Chapter 9 Anterior Direct Composites
Section A Direct Anterior Bonding: Minimally Invasive Dentistry at Its Best
Modern resin materials have opened a huge door of opportunity for both dentists and patients by offering an esthetic and minimally invasive alternative for restoring the dentition that can be accomplished in just one office visit. Direct composite restorations make it possible to restore defects, repair tooth structure invisibly (Figures 9-1 to 9-3), and change tooth shape and alignment (Figures 9-4 and 9-5) without the use of a dental laboratory. This chapter section explores the influence of composites on modern dentistry and guides dentists through the art and science of restoring the anterior dentition with composites.
The best example for the value of a reliable opaquing system is when repairing a fractured incisor. Often clinicians try to replicate the dentin color and then overlay this layer with a compensating shade of enamel to achieve the right surface color. This involves considerable guesswork and offers inconsistent results. An alternate approach is to consider only the surface color. For example, if a fractured tooth is A1, then an A1 hybrid or nanofill can be added to recreate the incisal dentin portion of the tooth to help achieve opacity and strength. To eliminate translucent shine-through, an A1 opaquer can be placed over the top of the nanofill or microhybrid (Figure 9-6) to block and blend. Once the shine-through has been eliminated, there should be no difference between the tooth surface and the restoration. The addition of A1 microfill will create a perfect match of material to tooth structure and completely simulate the entire enamel surface once finished and polished. In this type of system, the colors of the opaquers, microhybrids, nanofills, and microfills should match one another and the corresponding shade guide exactly; only their values are different. (The Renamel Restorative System by Cosmedent [Chicago, Illinois] is the best example of this.)
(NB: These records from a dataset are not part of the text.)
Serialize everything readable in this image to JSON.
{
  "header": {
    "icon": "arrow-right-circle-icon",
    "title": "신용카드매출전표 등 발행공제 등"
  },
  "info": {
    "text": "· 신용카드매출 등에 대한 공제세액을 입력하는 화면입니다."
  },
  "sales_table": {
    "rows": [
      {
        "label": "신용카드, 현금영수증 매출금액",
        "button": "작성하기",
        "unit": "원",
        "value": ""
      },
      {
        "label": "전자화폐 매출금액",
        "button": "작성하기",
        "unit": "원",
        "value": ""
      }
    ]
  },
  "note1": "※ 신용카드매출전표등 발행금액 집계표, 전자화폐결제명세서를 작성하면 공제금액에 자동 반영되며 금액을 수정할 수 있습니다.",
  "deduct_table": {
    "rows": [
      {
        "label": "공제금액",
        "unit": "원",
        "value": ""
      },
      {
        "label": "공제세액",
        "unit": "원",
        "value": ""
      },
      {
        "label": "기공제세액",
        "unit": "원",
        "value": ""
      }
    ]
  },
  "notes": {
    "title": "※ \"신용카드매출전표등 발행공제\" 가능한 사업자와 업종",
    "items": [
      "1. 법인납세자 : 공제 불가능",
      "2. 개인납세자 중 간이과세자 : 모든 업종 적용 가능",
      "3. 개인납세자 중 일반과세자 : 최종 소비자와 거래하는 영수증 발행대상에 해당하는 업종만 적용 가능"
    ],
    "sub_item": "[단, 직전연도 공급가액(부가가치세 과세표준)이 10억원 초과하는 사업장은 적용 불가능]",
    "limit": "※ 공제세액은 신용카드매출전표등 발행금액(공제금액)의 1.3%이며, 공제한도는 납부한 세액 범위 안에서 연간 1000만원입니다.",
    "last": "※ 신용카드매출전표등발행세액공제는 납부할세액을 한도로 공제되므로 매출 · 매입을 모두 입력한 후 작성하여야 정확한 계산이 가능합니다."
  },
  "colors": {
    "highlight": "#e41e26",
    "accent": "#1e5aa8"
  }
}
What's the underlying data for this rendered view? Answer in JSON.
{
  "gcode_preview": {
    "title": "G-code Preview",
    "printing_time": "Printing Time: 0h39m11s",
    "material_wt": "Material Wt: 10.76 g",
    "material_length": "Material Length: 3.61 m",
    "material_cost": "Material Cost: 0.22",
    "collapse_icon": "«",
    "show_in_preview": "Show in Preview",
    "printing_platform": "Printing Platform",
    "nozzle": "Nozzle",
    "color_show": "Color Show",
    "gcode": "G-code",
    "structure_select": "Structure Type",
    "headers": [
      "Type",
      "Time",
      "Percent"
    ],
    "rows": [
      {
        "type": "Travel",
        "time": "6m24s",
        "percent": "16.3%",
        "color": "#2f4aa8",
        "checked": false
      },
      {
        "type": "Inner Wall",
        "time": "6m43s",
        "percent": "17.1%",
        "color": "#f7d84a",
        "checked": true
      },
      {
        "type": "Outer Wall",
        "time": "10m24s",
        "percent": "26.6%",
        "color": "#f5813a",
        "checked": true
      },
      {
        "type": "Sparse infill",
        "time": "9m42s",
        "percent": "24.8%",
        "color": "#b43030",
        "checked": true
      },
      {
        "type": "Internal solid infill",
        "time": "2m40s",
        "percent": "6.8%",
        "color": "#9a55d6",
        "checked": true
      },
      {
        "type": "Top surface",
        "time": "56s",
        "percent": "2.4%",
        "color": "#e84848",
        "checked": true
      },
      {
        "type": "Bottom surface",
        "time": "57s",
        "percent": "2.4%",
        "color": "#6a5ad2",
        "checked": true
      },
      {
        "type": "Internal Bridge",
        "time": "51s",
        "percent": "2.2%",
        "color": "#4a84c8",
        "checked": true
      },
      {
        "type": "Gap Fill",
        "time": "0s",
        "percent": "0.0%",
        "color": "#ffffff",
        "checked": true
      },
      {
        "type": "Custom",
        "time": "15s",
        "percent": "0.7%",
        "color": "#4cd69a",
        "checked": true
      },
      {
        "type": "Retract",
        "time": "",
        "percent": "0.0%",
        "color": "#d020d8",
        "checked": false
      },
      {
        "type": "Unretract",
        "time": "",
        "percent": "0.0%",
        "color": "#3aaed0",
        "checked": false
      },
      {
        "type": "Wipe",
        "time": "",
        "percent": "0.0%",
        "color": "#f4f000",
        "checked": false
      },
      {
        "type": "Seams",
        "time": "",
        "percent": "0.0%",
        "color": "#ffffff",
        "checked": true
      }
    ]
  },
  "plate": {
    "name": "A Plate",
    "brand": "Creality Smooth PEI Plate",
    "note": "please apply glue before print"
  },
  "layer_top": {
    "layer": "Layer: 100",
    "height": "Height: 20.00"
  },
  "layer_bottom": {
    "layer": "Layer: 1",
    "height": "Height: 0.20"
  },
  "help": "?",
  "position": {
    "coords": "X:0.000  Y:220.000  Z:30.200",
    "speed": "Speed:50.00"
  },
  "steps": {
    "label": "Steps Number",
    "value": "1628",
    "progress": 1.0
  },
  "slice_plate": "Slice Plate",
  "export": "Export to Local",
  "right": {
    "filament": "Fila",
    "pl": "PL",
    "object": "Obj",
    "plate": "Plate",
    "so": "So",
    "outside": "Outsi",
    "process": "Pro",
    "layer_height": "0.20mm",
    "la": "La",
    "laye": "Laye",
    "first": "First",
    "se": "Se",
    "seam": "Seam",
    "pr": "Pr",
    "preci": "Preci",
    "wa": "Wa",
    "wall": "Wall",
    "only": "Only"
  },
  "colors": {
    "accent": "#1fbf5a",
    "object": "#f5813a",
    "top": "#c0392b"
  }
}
Tints are yet another underutilized material that if used properly can greatly enhance the esthetics of anterior composite restorations. As with opaquers, lack of knowledge and lack of training in the application of tints is common. Tints are used to enhance incisal translucency as well as gingival hue and chroma. A good tint must be transparent to allow the light to shine through and carry the color into the overlying composite layer. Because of its translucency, microfill is the only composite material that truly allows this phenomenon of color shine-through to take place, creating the color realism from within (Figure 9-7). This is yet another reason for using microfill as the prime enamel layer.
Clinical Considerations
Composite Indications
Composite materials are indicated for almost all types of anterior restorations, from surface and incisal defects to routine restorations such as class III (Figure 9-8), class IV (Figure 9-9), and class V (Figure 9-10). They are ideally suited for other situations such as diastema closures, anterior veneering for color change, tooth reshaping, and tooth realignment to obtain a desired smile design (Figure 9-11). In addition, composites can be used for any type of treatment; such as full-bonded crowns (Figure 9-12), short-span anterior bridges, and porcelain repairs (Figure 9-13) which can all be constructed with direct composite resin. The indications for the use of anterior composite materials depend on how skilled the operator is, how comfortable the procedure feels, and how well the operator can develop the desired restoration. Although these restorations have the undeserved reputation of not holding up, when done properly they generally last at least 20 years (Figure 9-14).
Treatment Planning
Treatment planning is driven by the characteristics of each individual case. For patients who have no problems with their centric occlusion, centric relation or vertical dimension, treatment planning can be done in segments. Anterior restorations can be accomplished without restoring the posterior, but the practitioner should always remember to look at tooth size, inclination, rotation, or position and then visualize what needs to be done to create the illusion of perfection. For patients whose teeth are over-closed and those with decreased vertical dimension, it is necessary to treat the posterior occlusion first before addressing the anterior problems. Once the correct vertical dimension and centric occlusion have been established, then the proper anterior length and incisal guidance can be achieved with ease (Figure 9-15).
Sequence of Treatment
When planning a case, dentists must first look at the patient’s occlusion and all of the excursive and protrusive movements. If a person has either lateral or protrusive interferences, these must be addressed before tooth lengthening. For example, establishing proper canine rise with the use of composite is an excellent way to allow dentists the space necessary for tooth lengthening and proper disclusion (Figure 9-16). In wear cases, the patient’s mouth is treated according to the lip line. Often it is necessary to restore the cusp tips of the bicuspids and at least the first molar to achieve the ideal look and the uniform curve of Spee.